The differential diagnosis of multiple ICD shocks, whether appropriate or inappropriate, is broad and is summarized in Table 1. Our case does not fit any of these scenarios and differentials. An important maneuver when dealing with inappropriate ICD shocks is magnet application. A St Jude Medical device can be programmed to either ignore the magnet or respond by turning off both sensing and antitachycardia therapies. In our case, the patient’s device was previously programmed to respond by inhibiting sensing and therapies.

Table 1

Common causes of implantable cardioverter-defibrillator shocks

Appropriate shocks	Inappropriate shocks
Ventricular fibrillation	Supraventricular arrhythmias
Ventricular tachycardia	Oversensing T waves
Torsades de pointe	Lead failure or insulation break
	Electromagnetic interference
	Oversensing another pacing system

In our particular case, there were no presenting arrhythmias, either ventricular or supraventricular (Figure 1); there were no separate pacing systems that could interact; and there was no electromagnetic interference, since the patient received shocks in 3 different places (device clinic, our observation unit, and EP lab).
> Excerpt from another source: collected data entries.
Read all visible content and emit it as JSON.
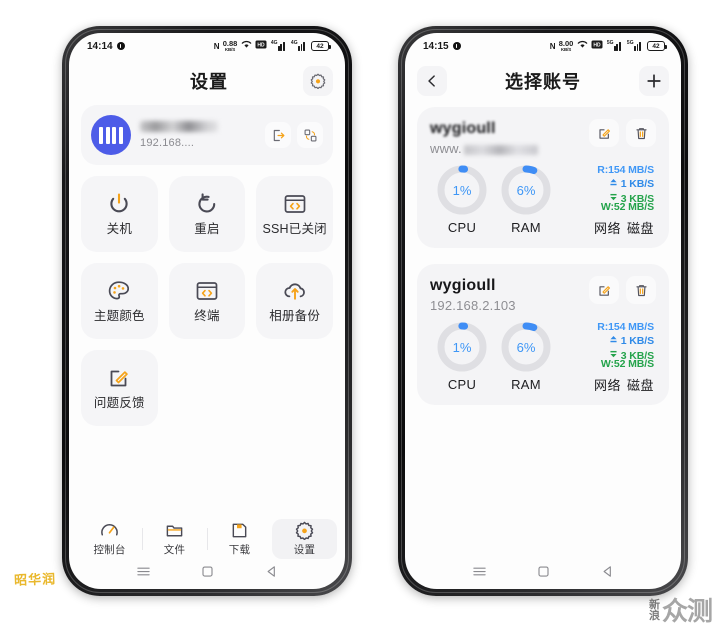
{
  "phone1": {
    "statusbar": {
      "time": "14:14",
      "net_label": "N",
      "speed_value": "0.88",
      "speed_unit": "KB/S",
      "signal1": "4G",
      "signal2": "4G",
      "battery": "42"
    },
    "header": {
      "title": "设置",
      "gear_icon": "gear-icon"
    },
    "profile": {
      "logo_icon": "nas-server-icon",
      "name_masked": "",
      "ip": "192.168....",
      "actions": [
        {
          "name": "logout-icon",
          "label": ""
        },
        {
          "name": "switch-account-icon",
          "label": ""
        }
      ]
    },
    "tiles": [
      {
        "label": "关机",
        "icon": "power-off-icon"
      },
      {
        "label": "重启",
        "icon": "restart-icon"
      },
      {
        "label": "SSH已关闭",
        "icon": "ssh-terminal-icon"
      },
      {
        "label": "主题颜色",
        "icon": "palette-icon"
      },
      {
        "label": "终端",
        "icon": "terminal-icon"
      },
      {
        "label": "相册备份",
        "icon": "cloud-upload-icon"
      },
      {
        "label": "问题反馈",
        "icon": "feedback-edit-icon"
      }
    ],
    "tabs": [
      {
        "label": "控制台",
        "icon": "dashboard-icon",
        "active": false
      },
      {
        "label": "文件",
        "icon": "folder-icon",
        "active": false
      },
      {
        "label": "下载",
        "icon": "download-save-icon",
        "active": false
      },
      {
        "label": "设置",
        "icon": "settings-gear-icon",
        "active": true
      }
    ],
    "navbar": [
      {
        "name": "recents-icon"
      },
      {
        "name": "home-icon"
      },
      {
        "name": "back-icon"
      }
    ]
  },
  "phone2": {
    "statusbar": {
      "time": "14:15",
      "net_label": "N",
      "speed_value": "8.00",
      "speed_unit": "KB/S",
      "signal1": "5G",
      "signal2": "5G",
      "battery": "42"
    },
    "header": {
      "back_icon": "back-chevron-icon",
      "title": "选择账号",
      "add_icon": "add-plus-icon"
    },
    "accounts": [
      {
        "name": "wygioull",
        "name_blurred": true,
        "sub_prefix": "www.",
        "sub_blurred": true,
        "sub": "",
        "edit_icon": "edit-pencil-icon",
        "delete_icon": "trash-delete-icon",
        "cpu": {
          "label": "CPU",
          "value": "1%",
          "percent": 1
        },
        "ram": {
          "label": "RAM",
          "value": "6%",
          "percent": 6
        },
        "net": {
          "upload": "1 KB/S",
          "download": "3 KB/S",
          "disk_read": "R:154 MB/S",
          "disk_write": "W:52 MB/S",
          "label_network": "网络",
          "label_disk": "磁盘"
        }
      },
      {
        "name": "wygioull",
        "name_blurred": false,
        "sub_prefix": "",
        "sub_blurred": false,
        "sub": "192.168.2.103",
        "edit_icon": "edit-pencil-icon",
        "delete_icon": "trash-delete-icon",
        "cpu": {
          "label": "CPU",
          "value": "1%",
          "percent": 1
        },
        "ram": {
          "label": "RAM",
          "value": "6%",
          "percent": 6
        },
        "net": {
          "upload": "1 KB/S",
          "download": "3 KB/S",
          "disk_read": "R:154 MB/S",
          "disk_write": "W:52 MB/S",
          "label_network": "网络",
          "label_disk": "磁盘"
        }
      }
    ],
    "navbar": [
      {
        "name": "recents-icon"
      },
      {
        "name": "home-icon"
      },
      {
        "name": "back-icon"
      }
    ]
  },
  "watermarks": {
    "left": "昭华润",
    "right_small_top": "新",
    "right_small_bottom": "浪",
    "right_big": "众测"
  },
  "colors": {
    "accent_orange": "#f5a31a",
    "accent_blue": "#4d5ce8",
    "gauge_blue": "#3f97f6",
    "green": "#24a34b",
    "card_bg": "#f4f4f6"
  }
}
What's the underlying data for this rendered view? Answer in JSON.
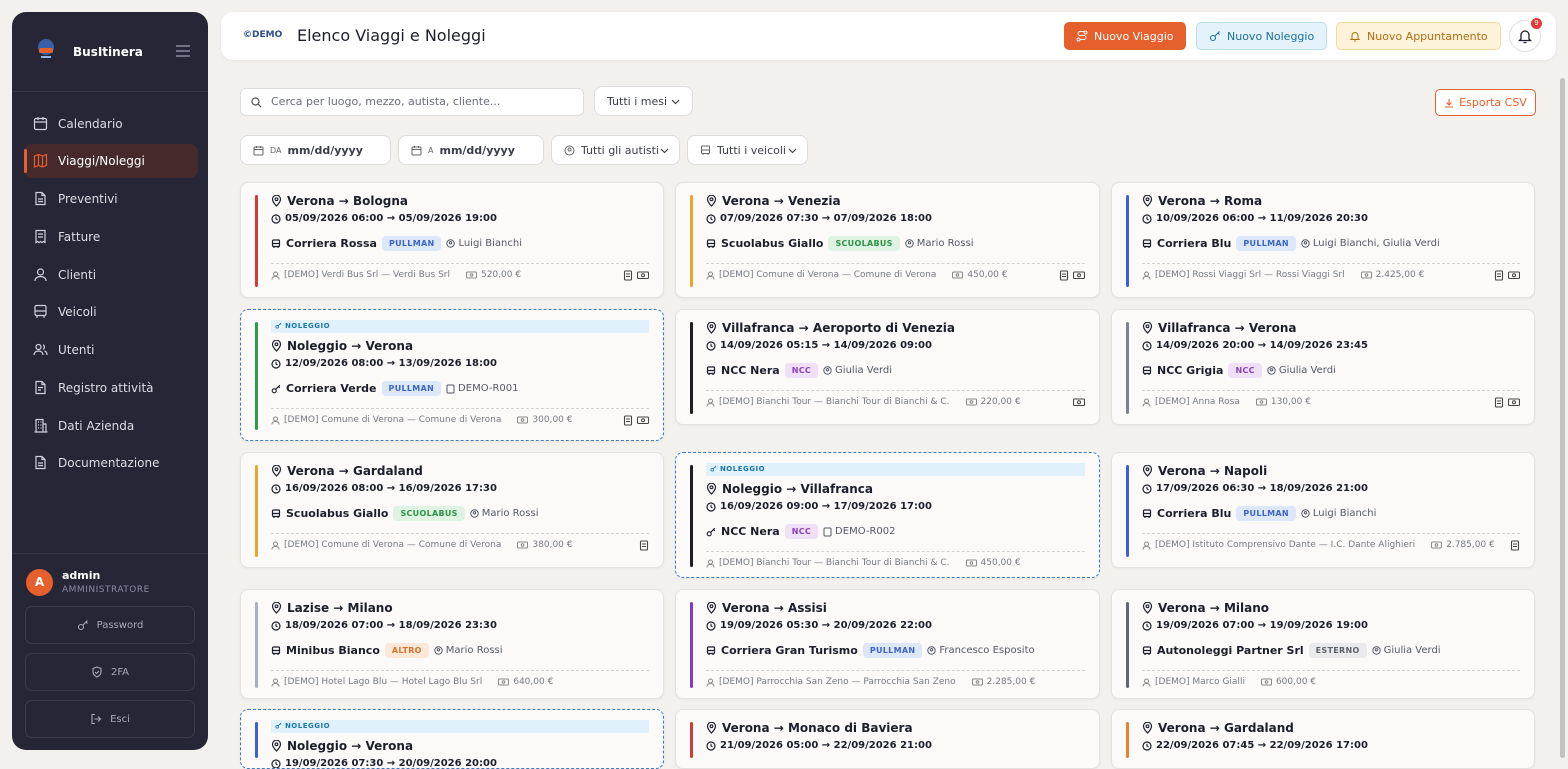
{
  "brand": {
    "name": "BusItinera",
    "demo": "©DEMO"
  },
  "nav": [
    {
      "label": "Calendario",
      "icon": "calendar-icon"
    },
    {
      "label": "Viaggi/Noleggi",
      "icon": "map-icon",
      "active": true
    },
    {
      "label": "Preventivi",
      "icon": "document-icon"
    },
    {
      "label": "Fatture",
      "icon": "receipt-icon"
    },
    {
      "label": "Clienti",
      "icon": "user-icon"
    },
    {
      "label": "Veicoli",
      "icon": "bus-icon"
    },
    {
      "label": "Utenti",
      "icon": "users-icon"
    },
    {
      "label": "Registro attività",
      "icon": "log-icon"
    },
    {
      "label": "Dati Azienda",
      "icon": "building-icon"
    },
    {
      "label": "Documentazione",
      "icon": "docs-icon"
    }
  ],
  "user": {
    "initial": "A",
    "name": "admin",
    "role": "AMMINISTRATORE"
  },
  "user_actions": {
    "password": "Password",
    "twofa": "2FA",
    "logout": "Esci"
  },
  "header": {
    "title": "Elenco Viaggi e Noleggi",
    "new_trip": "Nuovo Viaggio",
    "new_rental": "Nuovo Noleggio",
    "new_appointment": "Nuovo Appuntamento",
    "notifications": "9"
  },
  "filters": {
    "search_placeholder": "Cerca per luogo, mezzo, autista, cliente...",
    "months": "Tutti i mesi",
    "export": "Esporta CSV",
    "from_label": "DA",
    "to_label": "A",
    "date_placeholder": "mm/dd/yyyy",
    "drivers": "Tutti gli autisti",
    "vehicles": "Tutti i veicoli"
  },
  "colors": {
    "accent": "#e5602c",
    "sidebar": "#262637"
  },
  "rental_tag": "NOLEGGIO",
  "cards": [
    {
      "route": "Verona → Bologna",
      "dates": "05/09/2026 06:00 → 05/09/2026 19:00",
      "vehicle": "Corriera Rossa",
      "type": "PULLMAN",
      "driver": "Luigi Bianchi",
      "client": "[DEMO] Verdi Bus Srl — Verdi Bus Srl",
      "price": "520,00 €",
      "color": "#d23b3b"
    },
    {
      "route": "Verona → Venezia",
      "dates": "07/09/2026 07:30 → 07/09/2026 18:00",
      "vehicle": "Scuolabus Giallo",
      "type": "SCUOLABUS",
      "driver": "Mario Rossi",
      "client": "[DEMO] Comune di Verona — Comune di Verona",
      "price": "450,00 €",
      "color": "#e8a530"
    },
    {
      "route": "Verona → Roma",
      "dates": "10/09/2026 06:00 → 11/09/2026 20:30",
      "vehicle": "Corriera Blu",
      "type": "PULLMAN",
      "driver": "Luigi Bianchi, Giulia Verdi",
      "client": "[DEMO] Rossi Viaggi Srl — Rossi Viaggi Srl",
      "price": "2.425,00 €",
      "color": "#3a62d6"
    },
    {
      "route": "Noleggio → Verona",
      "dates": "12/09/2026 08:00 → 13/09/2026 18:00",
      "vehicle": "Corriera Verde",
      "type": "PULLMAN",
      "driver": "DEMO-R001",
      "client": "[DEMO] Comune di Verona — Comune di Verona",
      "price": "300,00 €",
      "color": "#2a9e4a",
      "rental": true
    },
    {
      "route": "Villafranca → Aeroporto di Venezia",
      "dates": "14/09/2026 05:15 → 14/09/2026 09:00",
      "vehicle": "NCC Nera",
      "type": "NCC",
      "driver": "Giulia Verdi",
      "client": "[DEMO] Bianchi Tour — Bianchi Tour di Bianchi & C.",
      "price": "220,00 €",
      "color": "#1d1d22"
    },
    {
      "route": "Villafranca → Verona",
      "dates": "14/09/2026 20:00 → 14/09/2026 23:45",
      "vehicle": "NCC Grigia",
      "type": "NCC",
      "driver": "Giulia Verdi",
      "client": "[DEMO] Anna Rosa",
      "price": "130,00 €",
      "color": "#7b8190"
    },
    {
      "route": "Verona → Gardaland",
      "dates": "16/09/2026 08:00 → 16/09/2026 17:30",
      "vehicle": "Scuolabus Giallo",
      "type": "SCUOLABUS",
      "driver": "Mario Rossi",
      "client": "[DEMO] Comune di Verona — Comune di Verona",
      "price": "380,00 €",
      "color": "#e8a530"
    },
    {
      "route": "Noleggio → Villafranca",
      "dates": "16/09/2026 09:00 → 17/09/2026 17:00",
      "vehicle": "NCC Nera",
      "type": "NCC",
      "driver": "DEMO-R002",
      "client": "[DEMO] Bianchi Tour — Bianchi Tour di Bianchi & C.",
      "price": "450,00 €",
      "color": "#1d1d22",
      "rental": true
    },
    {
      "route": "Verona → Napoli",
      "dates": "17/09/2026 06:30 → 18/09/2026 21:00",
      "vehicle": "Corriera Blu",
      "type": "PULLMAN",
      "driver": "Luigi Bianchi",
      "client": "[DEMO] Istituto Comprensivo Dante — I.C. Dante Alighieri",
      "price": "2.785,00 €",
      "color": "#3a62d6"
    },
    {
      "route": "Lazise → Milano",
      "dates": "18/09/2026 07:00 → 18/09/2026 23:30",
      "vehicle": "Minibus Bianco",
      "type": "ALTRO",
      "driver": "Mario Rossi",
      "client": "[DEMO] Hotel Lago Blu — Hotel Lago Blu Srl",
      "price": "640,00 €",
      "color": "#a9b0bf"
    },
    {
      "route": "Verona → Assisi",
      "dates": "19/09/2026 05:30 → 20/09/2026 22:00",
      "vehicle": "Corriera Gran Turismo",
      "type": "PULLMAN",
      "driver": "Francesco Esposito",
      "client": "[DEMO] Parrocchia San Zeno — Parrocchia San Zeno",
      "price": "2.285,00 €",
      "color": "#7b3fc7"
    },
    {
      "route": "Verona → Milano",
      "dates": "19/09/2026 07:00 → 19/09/2026 19:00",
      "vehicle": "Autonoleggi Partner Srl",
      "type": "ESTERNO",
      "driver": "Giulia Verdi",
      "client": "[DEMO] Marco Gialli",
      "price": "600,00 €",
      "color": "#5f6675"
    },
    {
      "route": "Noleggio → Verona",
      "dates": "19/09/2026 07:30 → 20/09/2026 20:00",
      "color": "#3a62d6",
      "rental": true
    },
    {
      "route": "Verona → Monaco di Baviera",
      "dates": "21/09/2026 05:00 → 22/09/2026 21:00",
      "color": "#d23b3b"
    },
    {
      "route": "Verona → Gardaland",
      "dates": "22/09/2026 07:45 → 22/09/2026 17:00",
      "color": "#e8832c"
    }
  ]
}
Lead failure due to fracture or insulation break is a far more common cause of inappropriate shocks than generator failure. The lead, however, was intact and its function was within normal limits when tested with the new generator. Magnet application should have inhibited any therapies in the case of a possible oversensing scenario. The company’s report concluded that the source of the problem was the generator indeed, but the company was not able to determine the root cause of its malfunction. It also remains unclear if this was triggered by the process of wireless interrogation or if this was a pure coincidence. There are 2 previous cases reported in the literature about pulse generator failures. The first one was by Carpenter et al in 1998, in which they reported a generator that was constantly pacing despite the placement of a magnet and turning its functions off. The cause was later identified as an oscillator failure. The second case, by Zaim et al in 2002, was that of a generator that was delivering continuous ventricular pacing and for which treatment was also to change the generator. However, the circumstances of that case were unclear, as the patient presented to the emergency room with chest discomfort. He was also never shocked, and his device failed to deliver therapy in response to ventricular fibrillation induced by the device itself.
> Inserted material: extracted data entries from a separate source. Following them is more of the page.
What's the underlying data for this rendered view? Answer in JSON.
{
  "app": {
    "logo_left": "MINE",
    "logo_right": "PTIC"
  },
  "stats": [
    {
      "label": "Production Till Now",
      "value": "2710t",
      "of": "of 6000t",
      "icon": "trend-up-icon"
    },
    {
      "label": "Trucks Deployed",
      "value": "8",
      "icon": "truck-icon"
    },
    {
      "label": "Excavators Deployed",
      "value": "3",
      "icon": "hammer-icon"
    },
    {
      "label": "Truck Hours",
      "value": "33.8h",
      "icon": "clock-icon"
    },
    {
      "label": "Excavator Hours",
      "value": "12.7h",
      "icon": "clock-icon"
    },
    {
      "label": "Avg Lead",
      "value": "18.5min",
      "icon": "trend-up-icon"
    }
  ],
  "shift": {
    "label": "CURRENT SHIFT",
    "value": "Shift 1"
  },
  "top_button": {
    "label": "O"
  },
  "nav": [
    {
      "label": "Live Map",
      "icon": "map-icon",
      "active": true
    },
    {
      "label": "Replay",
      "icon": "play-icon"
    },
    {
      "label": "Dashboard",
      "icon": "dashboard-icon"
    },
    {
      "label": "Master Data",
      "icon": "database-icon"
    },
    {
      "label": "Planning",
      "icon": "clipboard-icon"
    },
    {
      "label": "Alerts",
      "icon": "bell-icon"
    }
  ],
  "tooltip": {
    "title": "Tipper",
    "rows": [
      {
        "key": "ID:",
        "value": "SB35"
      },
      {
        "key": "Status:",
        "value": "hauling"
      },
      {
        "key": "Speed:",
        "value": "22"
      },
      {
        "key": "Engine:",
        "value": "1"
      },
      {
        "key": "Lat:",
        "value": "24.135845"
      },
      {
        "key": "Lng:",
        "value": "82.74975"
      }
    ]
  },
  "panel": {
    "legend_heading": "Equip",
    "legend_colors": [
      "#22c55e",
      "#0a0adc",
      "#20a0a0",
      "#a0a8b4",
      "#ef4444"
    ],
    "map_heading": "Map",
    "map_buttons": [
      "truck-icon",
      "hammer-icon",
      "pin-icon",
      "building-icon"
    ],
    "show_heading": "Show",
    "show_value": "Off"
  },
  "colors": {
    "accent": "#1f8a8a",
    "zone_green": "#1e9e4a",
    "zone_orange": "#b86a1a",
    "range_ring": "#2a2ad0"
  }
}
The team exhausted all possible solutions before deciding to take the patient to the EP lab. In the case of our “runaway defibrillator,” the only solution was to do an emergency intervention with generator replacement.

Conclusions

Manufacturing companies of highly technical and sophisticated devices that revolutionized the world of electrophysiology and medicine should continue to work hard on ensuring the safety of their devices and make solutions available to deal with situations like this. Highly trained physicians and centers capable of addressing these issues with appropriate urgency must be available for patients who receive such devices.

KEY TEACHING POINTS

• Inappropriate implantable cardioverter-defibrillator (ICD) shocks can be caused by supraventricular tachycardias, electromagnetic interference, lead failure, or oversensing T waves. • Prompt replacement or explantation of an ICD should be performed when conventional methods of troubleshooting fail, and when the patient’s safety is compromised. • Patients with cardiac devices should always have quick and easy access to advanced cardiac care in case of emergencies. • Devices are becoming more sophisticated and companies manufacturing them should provide appropriate support and troubleshooting options for physicians implanting these devices.